This is from last week, so it’s a little out of date as events on the ground have changed, somewhat (Imma catching up on my iPad app):
The Sunday Times – Charles Clover: Tim-ber! Down go the forest sale disaster myths
The disturbing thing is that the celebrities and politicians seem to know so little about the history of state-owned forestry in Britain
Not since the babes got lost in the wood has so much bunkum been spoken about a subject in such a short time as about the government’s proposals to sell off, or give away, English woodland.

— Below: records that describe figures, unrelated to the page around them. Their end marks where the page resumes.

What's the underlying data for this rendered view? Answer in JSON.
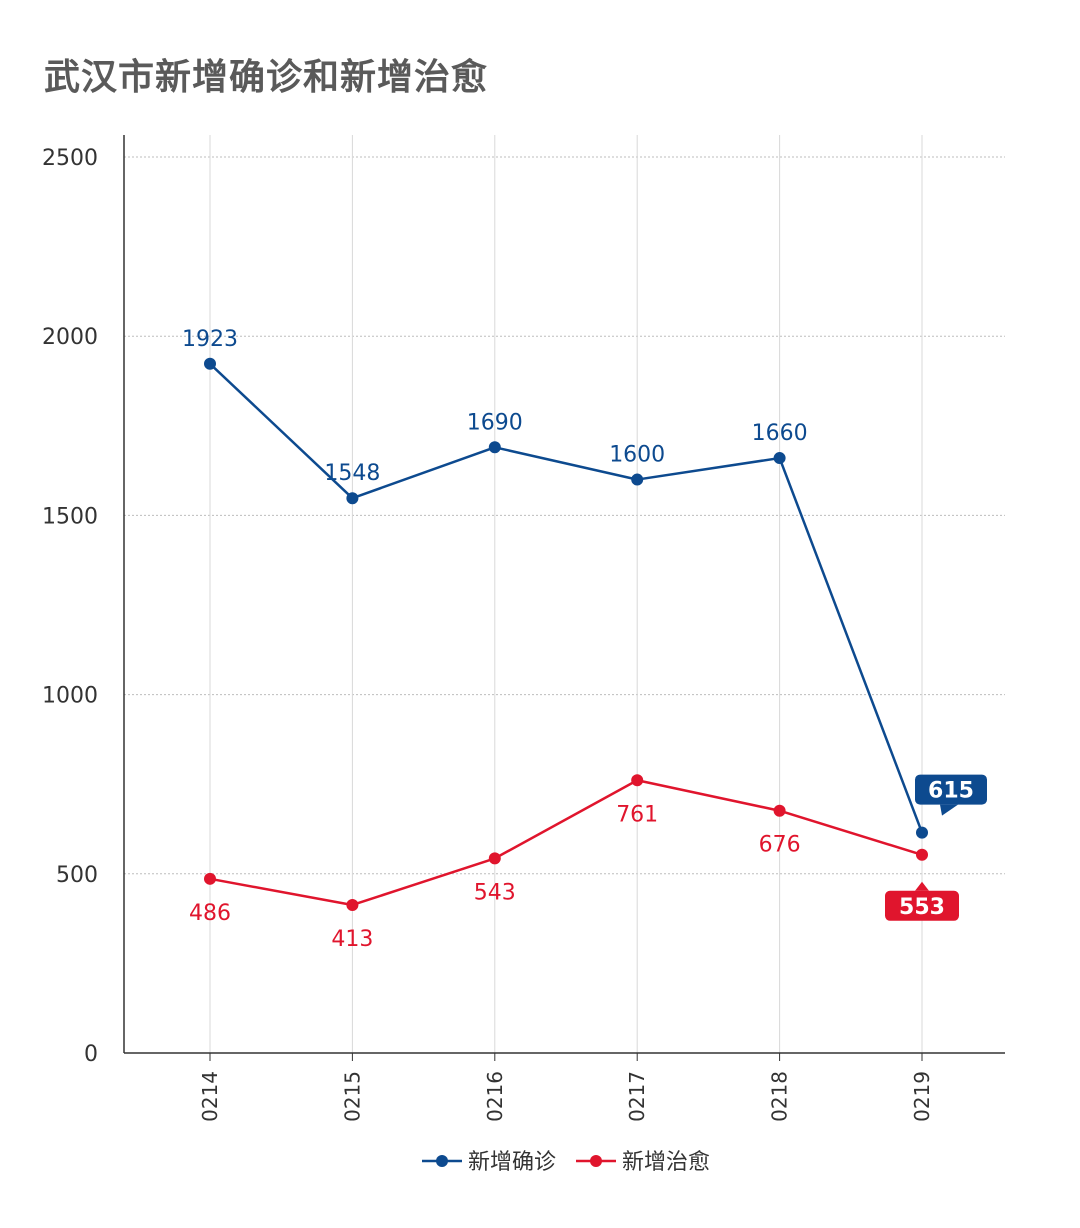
{
  "title": "武汉市新增确诊和新增治愈",
  "chart_data": {
    "type": "line",
    "categories": [
      "0214",
      "0215",
      "0216",
      "0217",
      "0218",
      "0219"
    ],
    "series": [
      {
        "name": "新增确诊",
        "color": "#0d4a8f",
        "values": [
          1923,
          1548,
          1690,
          1600,
          1660,
          615
        ]
      },
      {
        "name": "新增治愈",
        "color": "#e0152d",
        "values": [
          486,
          413,
          543,
          761,
          676,
          553
        ]
      }
    ],
    "ylim": [
      0,
      2500
    ],
    "yticks": [
      0,
      500,
      1000,
      1500,
      2000,
      2500
    ],
    "grid": true,
    "legend_position": "bottom-center",
    "highlight_last_point": true
  }
}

I feel partly responsible because I was away last week and this slot was filled by Ed Miliband, leader of the opposition, who clothed himself as the protector of the countryside and bemoaned the sale of “the physical heart of England”.
It was utter fantasy, for the truth is that England, in terms of land, is already 98% privately owned.
In terms of woodland, 82% of woodlands are private and it is unclear how the proposal to raise that percentage even in the controversial ways the coalition is proposing would damage irreplaceable national assets such as the New Forest and the Forest of Dean.
Blabbedy blah, the politicians and actresses all up in an uproar…
The disturbing thing is that the celebrities and politicians seem to know so little about the troubled history of state-owned forestry in Britain. I don’t remember Miliband standing beside me when I was squaring up to a 60mph wind in the Flow Country of Caithness and Sutherland, asking a man on a tractor why he was planting alien conifers in one of Britain’s last wild places. Miliband is too young to remember the tax breaks the monolithic commission used to persuade celebrities such as Terry Wogan to invest in forests.
I don’t remember the mountaineer Sir Chris Bonington at my side, either, when I was asking why the commission had allowed the afforestation of ecologically sensitive land on Llanbrynmair Moor, Powys — sold to Sir Cliff Richard as a tax haven. Even in the New Forest, the commission had a blind spot about planting native species. So I find it surprising that Bonington should claim the late writer and hillwalker Alfred Wainwright as an opponent of this privatisation. Wainwright hated the funereal shroud of sitka spruce with which the commission, a bureaucracy born in the Stalin era, clothed Ennerdale.
And finally, after a quick dig at the Arch Druid:
Just now, you would have thought, England should be asking itself what kind of woodlands it wants and how to regulate them. Its dozy environmental groups should be grabbing the opportunity to seize as many ancient woodlands as they can and arguing that repairable wildlife sites are heritage woodland. Instead everyone seems to be distracted by a daft, retro-ideological debate.